Los argentinos, a los golpes, nos hemos acostumbrado a nuestro kilombo. Sabemos que la marea sube y luego baja y que cada país, en todo caso, tiene el suyo. Pero eso no quiere decir que las cuentas no se paguen. Para ver la película en su real dimensión basta analizar una cifra. A mediados de la década de los setenta, solo un 5% de los habitantes eran pobres. El último estudio informa de que esa cifra creció, ¡al 33%! La educación pública argentina era un elemento integrador ejemplar en el continente. En la última década, la educación privada creció un 25%, mientras la pública cayó una décima parte. Cada vez más, los ricos aprenden con los ricos, la clase media con la clase media y las escuelas públicas reciben a los chicos más pobres.

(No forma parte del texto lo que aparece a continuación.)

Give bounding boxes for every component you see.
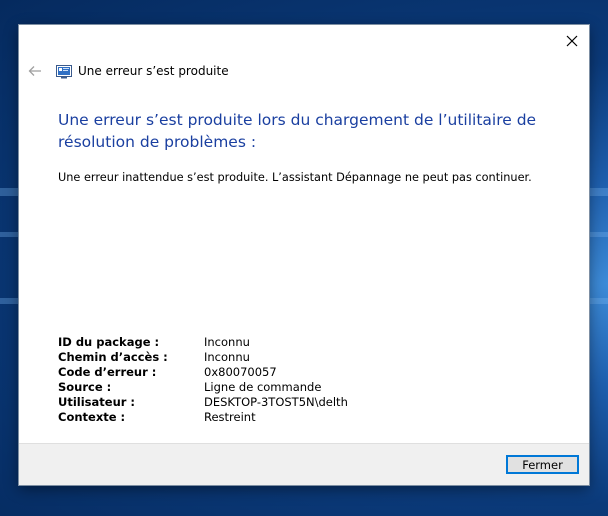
detail-row-path: Chemin d’accès : Inconnu [58,350,348,365]
detail-value: Restreint [204,410,256,424]
detail-value: Inconnu [204,350,250,364]
detail-value: DESKTOP-3TOST5N\delth [204,395,348,409]
dialog-footer: Fermer [19,443,589,485]
error-message: Une erreur inattendue s’est produite. L’… [58,171,532,184]
detail-value: 0x80070057 [204,365,277,379]
close-icon[interactable] [561,30,583,52]
error-heading: Une erreur s’est produite lors du charge… [58,111,537,151]
troubleshooter-icon [56,64,72,79]
detail-label: Contexte : [58,410,126,424]
detail-row-package-id: ID du package : Inconnu [58,335,348,350]
detail-label: Code d’erreur : [58,365,157,379]
detail-row-error-code: Code d’erreur : 0x80070057 [58,365,348,380]
detail-row-context: Contexte : Restreint [58,410,348,425]
detail-value: Inconnu [204,335,250,349]
close-button[interactable]: Fermer [506,455,579,474]
dialog-header: Une erreur s’est produite [27,61,229,81]
detail-value: Ligne de commande [204,380,322,394]
detail-row-user: Utilisateur : DESKTOP-3TOST5N\delth [58,395,348,410]
detail-label: ID du package : [58,335,160,349]
detail-label: Utilisateur : [58,395,136,409]
troubleshooter-error-dialog: Une erreur s’est produite Une erreur s’e… [19,25,589,485]
dialog-header-title: Une erreur s’est produite [78,64,229,78]
detail-label: Source : [58,380,112,394]
detail-row-source: Source : Ligne de commande [58,380,348,395]
back-arrow-icon[interactable] [27,63,43,79]
detail-label: Chemin d’accès : [58,350,168,364]
error-details: ID du package : Inconnu Chemin d’accès :… [58,335,348,425]
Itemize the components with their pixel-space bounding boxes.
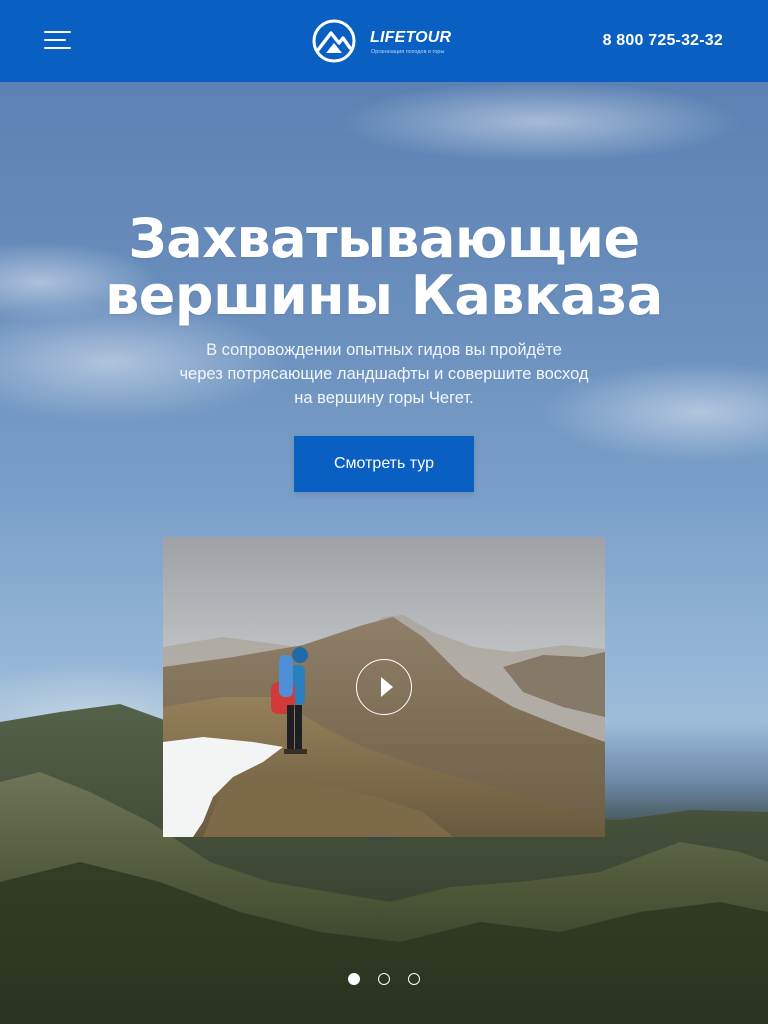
slider-pagination: [348, 973, 420, 985]
logo-tagline: Организация походов в горы: [371, 49, 445, 55]
site-header: LIFETOUR Организация походов в горы 8 80…: [0, 0, 768, 82]
hero-section: Захватывающие вершины Кавказа В сопровож…: [0, 82, 768, 1024]
hero-subtitle: В сопровождении опытных гидов вы пройдёт…: [179, 341, 589, 407]
view-tour-button[interactable]: Смотреть тур: [294, 436, 474, 492]
play-button[interactable]: [356, 659, 412, 715]
slider-dot-1[interactable]: [348, 973, 360, 985]
slider-dot-2[interactable]: [378, 973, 390, 985]
hero-title: Захватывающие вершины Кавказа: [105, 207, 663, 327]
video-player[interactable]: [163, 537, 605, 837]
logo-link[interactable]: LIFETOUR Организация походов в горы: [312, 18, 462, 64]
mountain-logo-icon: [312, 19, 356, 63]
menu-line: [44, 39, 66, 41]
menu-line: [44, 31, 71, 33]
hamburger-menu-icon[interactable]: [44, 28, 72, 52]
slider-dot-3[interactable]: [408, 973, 420, 985]
logo-brand-name: LIFETOUR: [370, 29, 452, 46]
menu-line: [44, 47, 71, 49]
play-icon: [381, 677, 393, 697]
phone-link[interactable]: 8 800 725-32-32: [603, 32, 723, 50]
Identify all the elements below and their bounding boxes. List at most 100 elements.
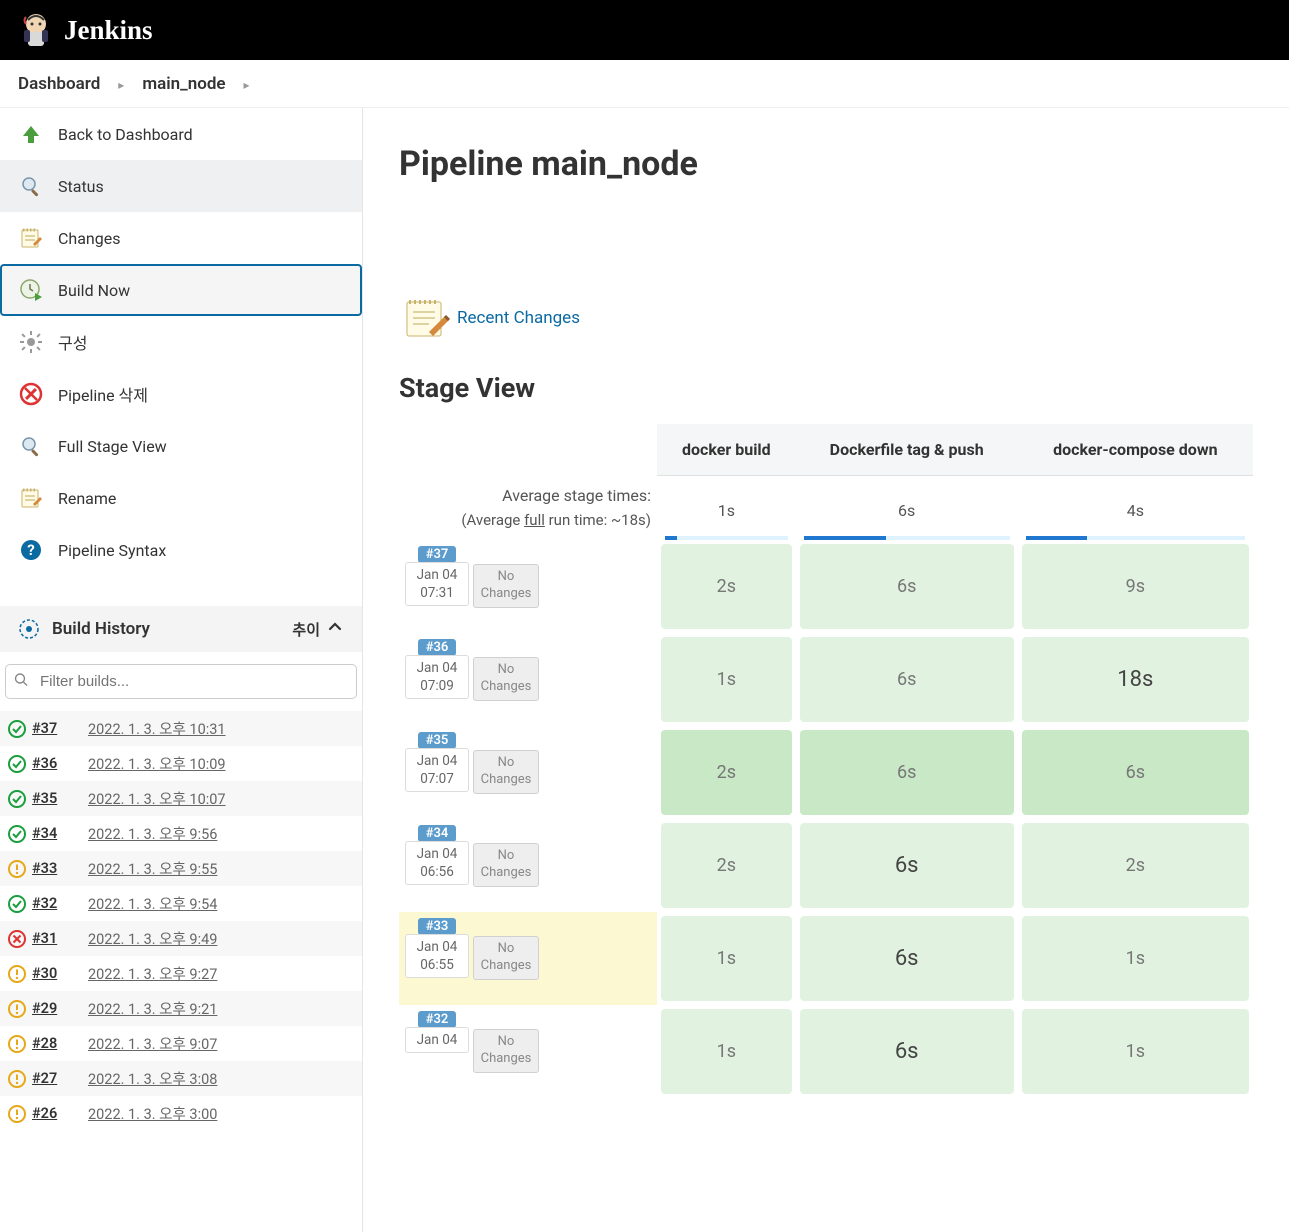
build-number-link[interactable]: #28 (32, 1035, 88, 1052)
build-history-row[interactable]: #262022. 1. 3. 오후 3:00 (0, 1096, 362, 1131)
stage-cell[interactable]: 1s (1018, 912, 1253, 1005)
build-number-link[interactable]: #36 (32, 755, 88, 772)
build-history-row[interactable]: #372022. 1. 3. 오후 10:31 (0, 711, 362, 746)
nav-item-back[interactable]: Back to Dashboard (0, 108, 362, 160)
build-history-row[interactable]: #352022. 1. 3. 오후 10:07 (0, 781, 362, 816)
stage-cell[interactable]: 1s (657, 1005, 796, 1098)
build-number-link[interactable]: #32 (32, 895, 88, 912)
stage-cell[interactable]: 1s (657, 912, 796, 1005)
no-changes-box[interactable]: NoChanges (473, 843, 539, 887)
stage-cell[interactable]: 18s (1018, 633, 1253, 726)
nav-item-delete[interactable]: Pipeline 삭제 (0, 368, 362, 420)
no-changes-box[interactable]: NoChanges (473, 657, 539, 701)
nav-item-syntax[interactable]: ?Pipeline Syntax (0, 524, 362, 576)
build-date-link[interactable]: 2022. 1. 3. 오후 10:09 (88, 753, 226, 774)
build-history-row[interactable]: #362022. 1. 3. 오후 10:09 (0, 746, 362, 781)
stage-row[interactable]: #37Jan 0407:31NoChanges2s6s9s (399, 540, 1253, 633)
stage-cell[interactable]: 6s (796, 540, 1018, 633)
build-badge[interactable]: #36 (418, 639, 457, 656)
nav-item-changes[interactable]: Changes (0, 212, 362, 264)
build-history-row[interactable]: #282022. 1. 3. 오후 9:07 (0, 1026, 362, 1061)
build-number-link[interactable]: #33 (32, 860, 88, 877)
nav-item-configure[interactable]: 구성 (0, 316, 362, 368)
stage-cell[interactable]: 6s (796, 633, 1018, 726)
recent-changes-link[interactable]: Recent Changes (457, 308, 580, 328)
nav-item-full-stage[interactable]: Full Stage View (0, 420, 362, 472)
stage-duration: 6s (800, 637, 1014, 722)
stage-cell[interactable]: 1s (657, 633, 796, 726)
stage-row[interactable]: #36Jan 0407:09NoChanges1s6s18s (399, 633, 1253, 726)
build-history-row[interactable]: #302022. 1. 3. 오후 9:27 (0, 956, 362, 991)
stage-cell[interactable]: 1s (1018, 1005, 1253, 1098)
nav-item-rename[interactable]: Rename (0, 472, 362, 524)
stage-row[interactable]: #34Jan 0406:56NoChanges2s6s2s (399, 819, 1253, 912)
chevron-up-icon[interactable] (326, 618, 344, 640)
build-status-unstable-icon (8, 1070, 26, 1088)
build-number-link[interactable]: #34 (32, 825, 88, 842)
build-badge[interactable]: #33 (418, 918, 457, 935)
build-number-link[interactable]: #29 (32, 1000, 88, 1017)
stage-cell[interactable]: 2s (1018, 819, 1253, 912)
stage-row[interactable]: #35Jan 0407:07NoChanges2s6s6s (399, 726, 1253, 819)
build-date-link[interactable]: 2022. 1. 3. 오후 3:08 (88, 1068, 217, 1089)
build-date-link[interactable]: 2022. 1. 3. 오후 10:07 (88, 788, 226, 809)
no-changes-box[interactable]: NoChanges (473, 936, 539, 980)
build-number-link[interactable]: #35 (32, 790, 88, 807)
build-date-link[interactable]: 2022. 1. 3. 오후 9:55 (88, 858, 217, 879)
build-number-link[interactable]: #26 (32, 1105, 88, 1122)
svg-text:?: ? (27, 541, 34, 559)
breadcrumb-item[interactable]: main_node (142, 74, 225, 94)
build-date-box: Jan 04 (405, 1027, 469, 1053)
build-date-link[interactable]: 2022. 1. 3. 오후 3:00 (88, 1103, 217, 1124)
build-filter-input[interactable] (5, 664, 357, 699)
stage-cell[interactable]: 6s (796, 1005, 1018, 1098)
nav-item-label: 구성 (58, 330, 87, 354)
build-history-row[interactable]: #292022. 1. 3. 오후 9:21 (0, 991, 362, 1026)
no-changes-box[interactable]: NoChanges (473, 750, 539, 794)
build-badge[interactable]: #35 (418, 732, 457, 749)
build-date-link[interactable]: 2022. 1. 3. 오후 9:27 (88, 963, 217, 984)
build-date-link[interactable]: 2022. 1. 3. 오후 9:54 (88, 893, 217, 914)
stage-row-head: #32Jan 04NoChanges (399, 1005, 657, 1098)
build-history-row[interactable]: #322022. 1. 3. 오후 9:54 (0, 886, 362, 921)
build-badge[interactable]: #32 (418, 1011, 457, 1028)
build-history-row[interactable]: #342022. 1. 3. 오후 9:56 (0, 816, 362, 851)
build-date-link[interactable]: 2022. 1. 3. 오후 9:56 (88, 823, 217, 844)
sidebar: Back to DashboardStatusChangesBuild Now 구… (0, 108, 363, 1232)
build-number-link[interactable]: #30 (32, 965, 88, 982)
recent-changes: Recent Changes (399, 294, 1253, 342)
app-header: Jenkins (0, 0, 1289, 60)
stage-cell[interactable]: 9s (1018, 540, 1253, 633)
stage-cell[interactable]: 2s (657, 540, 796, 633)
breadcrumb-item[interactable]: Dashboard (18, 74, 100, 94)
stage-cell[interactable]: 6s (796, 819, 1018, 912)
build-history-row[interactable]: #272022. 1. 3. 오후 3:08 (0, 1061, 362, 1096)
stage-cell[interactable]: 2s (657, 726, 796, 819)
jenkins-logo-icon (18, 10, 54, 50)
build-number-link[interactable]: #37 (32, 720, 88, 737)
build-badge[interactable]: #34 (418, 825, 457, 842)
build-number-link[interactable]: #31 (32, 930, 88, 947)
build-history-trend-link[interactable]: 추이 (292, 619, 320, 640)
stage-cell[interactable]: 6s (796, 912, 1018, 1005)
stage-cell[interactable]: 6s (1018, 726, 1253, 819)
stage-cell[interactable]: 2s (657, 819, 796, 912)
stage-row[interactable]: #32Jan 04NoChanges1s6s1s (399, 1005, 1253, 1098)
stage-row[interactable]: #33Jan 0406:55NoChanges1s6s1s (399, 912, 1253, 1005)
build-date-link[interactable]: 2022. 1. 3. 오후 9:49 (88, 928, 217, 949)
build-number-link[interactable]: #27 (32, 1070, 88, 1087)
no-changes-box[interactable]: NoChanges (473, 1029, 539, 1073)
build-history-row[interactable]: #312022. 1. 3. 오후 9:49 (0, 921, 362, 956)
build-date-link[interactable]: 2022. 1. 3. 오후 9:21 (88, 998, 217, 1019)
build-date-link[interactable]: 2022. 1. 3. 오후 9:07 (88, 1033, 217, 1054)
breadcrumb: Dashboard▸main_node▸ (0, 60, 1289, 108)
nav-item-status[interactable]: Status (0, 160, 362, 212)
nav-item-build-now[interactable]: Build Now (0, 264, 362, 316)
build-badge[interactable]: #37 (418, 546, 457, 563)
stage-cell[interactable]: 6s (796, 726, 1018, 819)
build-date-link[interactable]: 2022. 1. 3. 오후 10:31 (88, 718, 226, 739)
no-changes-box[interactable]: NoChanges (473, 564, 539, 608)
avg-stage-time: 4s (1018, 476, 1253, 540)
stage-duration: 2s (661, 823, 792, 908)
build-history-row[interactable]: #332022. 1. 3. 오후 9:55 (0, 851, 362, 886)
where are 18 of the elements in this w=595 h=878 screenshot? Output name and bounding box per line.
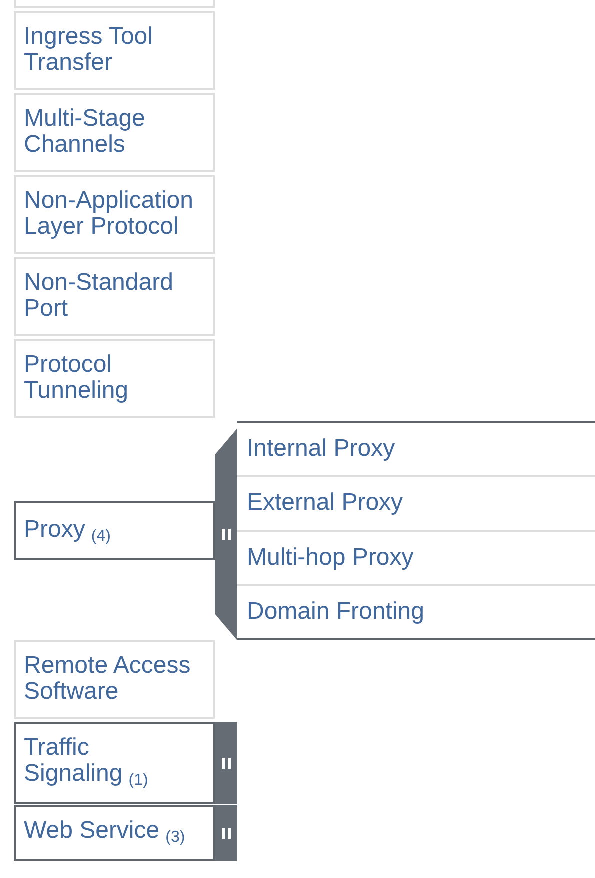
technique-cell[interactable]: Remote Access Software	[14, 640, 215, 719]
grip-icon	[222, 529, 230, 540]
technique-cell[interactable]: Protocol Tunneling	[14, 339, 215, 418]
expand-handle[interactable]	[215, 722, 237, 804]
technique-cell[interactable]: Multi-Stage Channels	[14, 93, 215, 172]
subtechnique-item[interactable]: Multi-hop Proxy	[237, 532, 595, 586]
grip-icon	[222, 758, 230, 768]
technique-cell[interactable]: Non-Standard Port	[14, 257, 215, 336]
technique-cell[interactable]: Traffic Signaling $_{(1)}$	[14, 722, 215, 804]
expand-handle[interactable]	[215, 805, 237, 861]
subtechnique-item[interactable]: Internal Proxy	[237, 423, 595, 478]
technique-cell[interactable]: Web Service $_{(3)}$	[14, 805, 215, 861]
technique-cell[interactable]: Proxy $_{(4)}$	[14, 501, 215, 560]
subtechnique-item[interactable]: Domain Fronting	[237, 586, 595, 638]
subtechnique-item[interactable]: External Proxy	[237, 477, 595, 532]
technique-cell[interactable]: Non-Application Layer Protocol	[14, 175, 215, 254]
grip-icon	[222, 828, 230, 838]
technique-cell[interactable]: Ingress Tool Transfer	[14, 11, 215, 90]
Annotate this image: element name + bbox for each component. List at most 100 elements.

Y todos, cuando analizan la cuestión, coinciden en algo: "La culpa es del otro".
Tal vez, pensándolo bien, sea injusto llamar kilombo a todo esto. No hay demasiada evidencia histórica de que aquellos prostíbulos de la colonia fueran, en realidad, un kilombo. O, como bien argumenta el muy prestigioso historiador Felipe Pigna: "Muchos prostíbulos son infinitamente más ordenados que ciertos países".
Es lo bueno de los buenos investigadores: saben darle a cada uno lo que es de cada quien.